Bing Adds Sitelinks On A Crowded Page

Bing-Ad

Search engine results pages are becoming a bit crowded. Some of the features just seem to obscure the important information, such as a company's location, phone number, and links to specific Web pages. Bing officially rolled out Sitelink Extensions this week to take searchers from the engine to specific pages on a company's Web site. Marketers can enter up to 10 for each campaign and apply the links to all ad groups. Step-by-step instructions on Bing Ads explain how to create, associate, edit and delete the links.

It's not clear whether Sitelinks -- available to marketers through the Add an Extension and Sitelink Extension in the menu -- will become one of the many Bing features drawing more searches on the site, or whether they will get lost in the Twitter-Klout-Facebook mashup. Marketers need to choose the campaign to add links. The extensions apply to all ads in the campaign. Enter the links in the order they should appear in search results. Link titles should reflect the content tied to the URL of the landing page.

The Sitelinks go through the same editorial review as ads. Then clicking the save button takes marketers to a list of the status information for ads. If you haven't been on Bing lately, those who use search query results as a directory for telephone numbers will find improvements.

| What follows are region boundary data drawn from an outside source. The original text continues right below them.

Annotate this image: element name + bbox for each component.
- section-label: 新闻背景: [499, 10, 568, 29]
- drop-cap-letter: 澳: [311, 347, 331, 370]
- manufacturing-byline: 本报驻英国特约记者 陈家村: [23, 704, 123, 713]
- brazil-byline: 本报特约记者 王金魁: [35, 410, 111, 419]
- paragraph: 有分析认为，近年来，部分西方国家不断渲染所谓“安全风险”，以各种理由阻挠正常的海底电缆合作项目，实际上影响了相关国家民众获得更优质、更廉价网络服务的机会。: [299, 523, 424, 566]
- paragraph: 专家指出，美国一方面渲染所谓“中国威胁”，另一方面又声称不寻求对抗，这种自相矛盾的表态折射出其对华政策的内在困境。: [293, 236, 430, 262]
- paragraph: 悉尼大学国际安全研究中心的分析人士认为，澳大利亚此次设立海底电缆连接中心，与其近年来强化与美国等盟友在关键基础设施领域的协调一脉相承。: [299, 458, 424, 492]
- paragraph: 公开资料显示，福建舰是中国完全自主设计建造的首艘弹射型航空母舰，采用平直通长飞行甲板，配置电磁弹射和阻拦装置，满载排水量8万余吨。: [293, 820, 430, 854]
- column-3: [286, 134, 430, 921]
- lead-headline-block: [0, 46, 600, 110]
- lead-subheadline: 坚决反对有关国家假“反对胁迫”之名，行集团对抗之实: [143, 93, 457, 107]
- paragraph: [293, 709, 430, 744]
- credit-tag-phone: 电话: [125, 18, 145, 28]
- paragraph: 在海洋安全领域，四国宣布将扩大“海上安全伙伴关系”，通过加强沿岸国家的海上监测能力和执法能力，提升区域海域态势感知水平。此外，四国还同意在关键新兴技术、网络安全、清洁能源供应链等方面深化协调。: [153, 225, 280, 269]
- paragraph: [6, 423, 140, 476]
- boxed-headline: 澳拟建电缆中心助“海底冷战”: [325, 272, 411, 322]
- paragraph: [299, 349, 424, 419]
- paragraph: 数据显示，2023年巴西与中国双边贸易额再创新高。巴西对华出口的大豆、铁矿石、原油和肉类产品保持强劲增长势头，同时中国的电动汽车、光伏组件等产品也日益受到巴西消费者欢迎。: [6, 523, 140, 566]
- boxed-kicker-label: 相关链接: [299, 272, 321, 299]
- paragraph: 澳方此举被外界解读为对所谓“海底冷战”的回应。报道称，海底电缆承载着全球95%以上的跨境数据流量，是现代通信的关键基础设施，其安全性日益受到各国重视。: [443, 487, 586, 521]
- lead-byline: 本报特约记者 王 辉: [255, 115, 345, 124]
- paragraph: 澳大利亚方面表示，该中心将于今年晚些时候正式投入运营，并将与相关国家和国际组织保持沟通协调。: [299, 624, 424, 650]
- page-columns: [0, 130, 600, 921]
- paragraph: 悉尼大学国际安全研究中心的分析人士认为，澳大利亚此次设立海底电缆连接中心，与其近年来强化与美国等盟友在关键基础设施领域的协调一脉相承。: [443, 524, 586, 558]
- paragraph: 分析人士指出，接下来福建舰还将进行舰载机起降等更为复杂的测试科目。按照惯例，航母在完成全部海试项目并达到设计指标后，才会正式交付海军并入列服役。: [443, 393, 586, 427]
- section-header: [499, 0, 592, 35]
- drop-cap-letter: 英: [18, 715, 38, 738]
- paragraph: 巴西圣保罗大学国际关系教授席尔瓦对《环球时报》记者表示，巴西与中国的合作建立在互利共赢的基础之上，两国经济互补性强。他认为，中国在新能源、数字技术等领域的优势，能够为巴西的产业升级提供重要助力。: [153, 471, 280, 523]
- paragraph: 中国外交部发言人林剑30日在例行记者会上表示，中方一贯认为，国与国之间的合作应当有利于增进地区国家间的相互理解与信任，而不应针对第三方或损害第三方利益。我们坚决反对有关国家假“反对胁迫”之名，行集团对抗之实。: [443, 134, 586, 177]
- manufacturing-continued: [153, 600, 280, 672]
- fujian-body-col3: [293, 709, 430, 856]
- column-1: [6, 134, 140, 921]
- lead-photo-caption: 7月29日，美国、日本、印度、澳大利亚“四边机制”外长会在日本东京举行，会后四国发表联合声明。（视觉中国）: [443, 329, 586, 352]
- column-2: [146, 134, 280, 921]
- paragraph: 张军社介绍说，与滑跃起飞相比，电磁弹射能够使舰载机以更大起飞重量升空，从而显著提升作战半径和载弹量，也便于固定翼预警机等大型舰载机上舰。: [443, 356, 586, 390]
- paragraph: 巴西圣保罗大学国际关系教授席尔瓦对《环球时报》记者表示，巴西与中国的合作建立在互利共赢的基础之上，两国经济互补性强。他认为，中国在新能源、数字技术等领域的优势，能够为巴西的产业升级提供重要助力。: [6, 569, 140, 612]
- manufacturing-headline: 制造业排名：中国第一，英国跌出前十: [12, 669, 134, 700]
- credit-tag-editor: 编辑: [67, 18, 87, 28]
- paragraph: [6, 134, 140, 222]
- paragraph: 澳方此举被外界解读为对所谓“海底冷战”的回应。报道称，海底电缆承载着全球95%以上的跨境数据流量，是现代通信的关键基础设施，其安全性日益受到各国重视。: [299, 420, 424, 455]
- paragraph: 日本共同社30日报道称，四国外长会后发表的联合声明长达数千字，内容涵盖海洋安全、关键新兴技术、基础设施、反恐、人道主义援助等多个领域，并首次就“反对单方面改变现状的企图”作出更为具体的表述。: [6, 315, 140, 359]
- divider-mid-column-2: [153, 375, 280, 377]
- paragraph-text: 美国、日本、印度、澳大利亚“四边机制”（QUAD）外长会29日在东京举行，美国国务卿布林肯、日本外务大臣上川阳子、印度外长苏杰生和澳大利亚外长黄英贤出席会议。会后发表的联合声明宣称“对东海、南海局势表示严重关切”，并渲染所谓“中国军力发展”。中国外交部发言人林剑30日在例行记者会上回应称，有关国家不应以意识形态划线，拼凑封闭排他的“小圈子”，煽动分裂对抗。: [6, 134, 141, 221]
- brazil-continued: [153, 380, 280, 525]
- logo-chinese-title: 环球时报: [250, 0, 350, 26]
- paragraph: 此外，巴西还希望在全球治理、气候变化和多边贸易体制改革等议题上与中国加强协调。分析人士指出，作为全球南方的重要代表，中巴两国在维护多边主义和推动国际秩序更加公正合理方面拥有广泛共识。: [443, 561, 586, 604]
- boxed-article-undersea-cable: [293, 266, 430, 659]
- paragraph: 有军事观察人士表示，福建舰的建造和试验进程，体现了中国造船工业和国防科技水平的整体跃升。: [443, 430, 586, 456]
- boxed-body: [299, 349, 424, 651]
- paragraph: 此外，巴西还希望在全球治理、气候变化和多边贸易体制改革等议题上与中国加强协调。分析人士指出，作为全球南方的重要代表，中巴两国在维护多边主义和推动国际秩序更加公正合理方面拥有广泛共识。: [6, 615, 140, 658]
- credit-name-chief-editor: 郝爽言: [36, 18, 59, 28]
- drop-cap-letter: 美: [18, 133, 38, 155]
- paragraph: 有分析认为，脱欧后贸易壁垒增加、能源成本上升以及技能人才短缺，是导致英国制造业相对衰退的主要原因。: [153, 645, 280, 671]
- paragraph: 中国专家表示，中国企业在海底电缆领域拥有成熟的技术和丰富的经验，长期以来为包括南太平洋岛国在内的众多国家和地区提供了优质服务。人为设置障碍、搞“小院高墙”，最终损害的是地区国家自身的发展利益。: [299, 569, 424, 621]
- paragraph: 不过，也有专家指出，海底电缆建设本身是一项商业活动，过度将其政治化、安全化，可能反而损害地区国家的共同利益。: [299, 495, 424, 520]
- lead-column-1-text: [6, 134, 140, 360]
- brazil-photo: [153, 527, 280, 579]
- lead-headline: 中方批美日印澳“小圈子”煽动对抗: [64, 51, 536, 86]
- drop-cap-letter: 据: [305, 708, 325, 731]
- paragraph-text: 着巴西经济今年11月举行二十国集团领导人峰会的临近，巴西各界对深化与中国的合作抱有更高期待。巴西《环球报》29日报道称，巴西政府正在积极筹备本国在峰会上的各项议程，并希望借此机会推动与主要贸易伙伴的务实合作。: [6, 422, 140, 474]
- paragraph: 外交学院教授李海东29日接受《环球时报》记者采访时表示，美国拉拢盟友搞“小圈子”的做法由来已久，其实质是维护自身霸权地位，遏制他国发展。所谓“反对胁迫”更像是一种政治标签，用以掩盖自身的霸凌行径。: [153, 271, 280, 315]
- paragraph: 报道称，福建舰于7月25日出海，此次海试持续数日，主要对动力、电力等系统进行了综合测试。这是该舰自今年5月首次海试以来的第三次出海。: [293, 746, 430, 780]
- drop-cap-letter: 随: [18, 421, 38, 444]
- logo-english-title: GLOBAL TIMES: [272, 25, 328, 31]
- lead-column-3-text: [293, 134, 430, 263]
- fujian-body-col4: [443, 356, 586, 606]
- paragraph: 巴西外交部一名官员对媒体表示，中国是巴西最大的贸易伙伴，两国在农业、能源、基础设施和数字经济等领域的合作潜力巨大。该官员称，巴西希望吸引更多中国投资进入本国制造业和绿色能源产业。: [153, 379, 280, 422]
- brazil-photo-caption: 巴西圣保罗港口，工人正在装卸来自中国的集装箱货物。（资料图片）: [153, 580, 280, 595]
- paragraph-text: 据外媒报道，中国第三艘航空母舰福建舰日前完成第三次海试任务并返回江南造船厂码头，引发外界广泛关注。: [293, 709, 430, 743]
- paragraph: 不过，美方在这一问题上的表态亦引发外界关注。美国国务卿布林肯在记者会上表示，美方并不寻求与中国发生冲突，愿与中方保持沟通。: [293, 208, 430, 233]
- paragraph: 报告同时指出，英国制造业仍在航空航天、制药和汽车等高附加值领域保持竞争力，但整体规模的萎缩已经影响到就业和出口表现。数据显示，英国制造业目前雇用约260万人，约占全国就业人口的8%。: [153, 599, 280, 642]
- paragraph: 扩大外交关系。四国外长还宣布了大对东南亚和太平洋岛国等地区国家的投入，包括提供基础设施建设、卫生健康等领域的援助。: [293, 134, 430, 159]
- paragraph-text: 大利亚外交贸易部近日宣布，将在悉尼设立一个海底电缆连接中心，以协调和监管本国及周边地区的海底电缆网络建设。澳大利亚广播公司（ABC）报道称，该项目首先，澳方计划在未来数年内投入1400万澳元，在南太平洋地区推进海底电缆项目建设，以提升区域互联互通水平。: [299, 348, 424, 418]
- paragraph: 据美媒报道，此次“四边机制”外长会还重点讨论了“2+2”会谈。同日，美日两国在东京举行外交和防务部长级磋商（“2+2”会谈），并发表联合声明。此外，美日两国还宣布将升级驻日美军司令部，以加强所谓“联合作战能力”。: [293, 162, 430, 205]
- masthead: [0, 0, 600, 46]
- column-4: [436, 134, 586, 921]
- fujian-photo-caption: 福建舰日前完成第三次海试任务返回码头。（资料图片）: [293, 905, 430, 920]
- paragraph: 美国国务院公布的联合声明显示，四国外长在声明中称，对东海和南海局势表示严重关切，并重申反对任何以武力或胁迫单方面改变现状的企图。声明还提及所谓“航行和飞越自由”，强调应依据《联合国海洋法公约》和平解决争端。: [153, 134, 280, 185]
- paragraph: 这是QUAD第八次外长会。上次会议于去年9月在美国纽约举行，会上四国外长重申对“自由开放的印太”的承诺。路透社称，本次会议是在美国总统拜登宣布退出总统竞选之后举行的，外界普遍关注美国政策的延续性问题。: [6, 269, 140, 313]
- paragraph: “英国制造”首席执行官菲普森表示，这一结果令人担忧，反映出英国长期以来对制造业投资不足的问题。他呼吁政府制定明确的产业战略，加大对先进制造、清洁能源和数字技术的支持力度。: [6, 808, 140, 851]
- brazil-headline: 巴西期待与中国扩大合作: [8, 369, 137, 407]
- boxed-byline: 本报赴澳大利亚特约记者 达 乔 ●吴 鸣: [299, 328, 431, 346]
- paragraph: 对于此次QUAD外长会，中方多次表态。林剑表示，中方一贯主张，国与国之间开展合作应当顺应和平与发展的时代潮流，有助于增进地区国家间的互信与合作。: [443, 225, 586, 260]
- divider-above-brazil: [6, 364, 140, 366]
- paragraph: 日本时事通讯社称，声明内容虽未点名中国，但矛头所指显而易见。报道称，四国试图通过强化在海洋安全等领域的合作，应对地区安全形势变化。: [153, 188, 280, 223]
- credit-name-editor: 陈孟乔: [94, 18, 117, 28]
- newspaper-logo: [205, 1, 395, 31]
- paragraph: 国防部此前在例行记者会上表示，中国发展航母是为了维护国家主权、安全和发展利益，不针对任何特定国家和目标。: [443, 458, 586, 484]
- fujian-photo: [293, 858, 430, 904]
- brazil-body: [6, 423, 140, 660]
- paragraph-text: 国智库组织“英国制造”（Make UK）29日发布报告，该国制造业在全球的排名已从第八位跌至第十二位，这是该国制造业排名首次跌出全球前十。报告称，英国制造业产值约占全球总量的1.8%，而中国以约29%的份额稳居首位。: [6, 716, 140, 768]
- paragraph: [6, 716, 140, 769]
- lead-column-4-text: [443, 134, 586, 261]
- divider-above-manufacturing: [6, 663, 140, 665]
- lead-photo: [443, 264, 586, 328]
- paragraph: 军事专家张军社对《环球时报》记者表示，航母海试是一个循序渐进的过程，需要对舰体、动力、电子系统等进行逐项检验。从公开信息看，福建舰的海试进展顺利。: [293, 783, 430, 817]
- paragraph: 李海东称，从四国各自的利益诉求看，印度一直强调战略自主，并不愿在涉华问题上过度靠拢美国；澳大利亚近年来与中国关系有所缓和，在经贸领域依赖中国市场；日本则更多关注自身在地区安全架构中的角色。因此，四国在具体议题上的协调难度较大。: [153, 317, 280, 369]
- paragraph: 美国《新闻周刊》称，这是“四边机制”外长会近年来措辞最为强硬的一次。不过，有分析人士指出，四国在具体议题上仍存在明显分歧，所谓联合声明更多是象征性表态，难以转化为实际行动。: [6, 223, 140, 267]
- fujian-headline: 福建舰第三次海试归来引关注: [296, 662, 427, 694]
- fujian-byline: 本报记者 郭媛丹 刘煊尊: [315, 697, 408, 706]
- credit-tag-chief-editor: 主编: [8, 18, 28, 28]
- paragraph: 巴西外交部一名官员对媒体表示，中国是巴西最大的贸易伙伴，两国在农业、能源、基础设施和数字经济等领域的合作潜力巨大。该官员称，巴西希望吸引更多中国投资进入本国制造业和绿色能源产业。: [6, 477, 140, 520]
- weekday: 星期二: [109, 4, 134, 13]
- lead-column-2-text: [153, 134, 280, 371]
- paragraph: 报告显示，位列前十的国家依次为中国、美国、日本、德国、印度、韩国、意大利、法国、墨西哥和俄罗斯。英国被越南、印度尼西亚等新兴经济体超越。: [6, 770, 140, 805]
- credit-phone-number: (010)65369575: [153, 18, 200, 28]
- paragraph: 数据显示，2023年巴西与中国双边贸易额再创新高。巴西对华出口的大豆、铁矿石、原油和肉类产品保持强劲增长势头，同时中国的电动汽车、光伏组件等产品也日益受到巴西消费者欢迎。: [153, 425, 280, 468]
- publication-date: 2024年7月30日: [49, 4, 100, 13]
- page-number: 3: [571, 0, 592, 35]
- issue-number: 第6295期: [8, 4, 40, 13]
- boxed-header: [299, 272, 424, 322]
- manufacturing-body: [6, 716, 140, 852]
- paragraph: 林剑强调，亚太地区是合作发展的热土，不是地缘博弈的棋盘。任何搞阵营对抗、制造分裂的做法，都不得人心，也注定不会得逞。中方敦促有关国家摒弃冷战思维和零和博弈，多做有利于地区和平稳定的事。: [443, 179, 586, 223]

comScore search query September stats do not reflect query result improvements. Google Sites led the U.S. explicit core search market in September with 66.7% market share and 0.3 percentage points, followed by Microsoft with 15.9%, flat; and Yahoo with 12.2%, which declined by 0.6% sequentially, according to comScore.

One thing is certain -- search results continue to become more complicated. Between the thumbs-up icon, Bing rewards symbol, and "experts and enthusiasts" list of whom I know nothing about, I'm beginning to wonder how long it will be before consumers will need instruction on how to use a search engine. Recommendations from strangers often remind me of someone going to Craigslist to purchase a used car from a person they don't know -- sight unseen.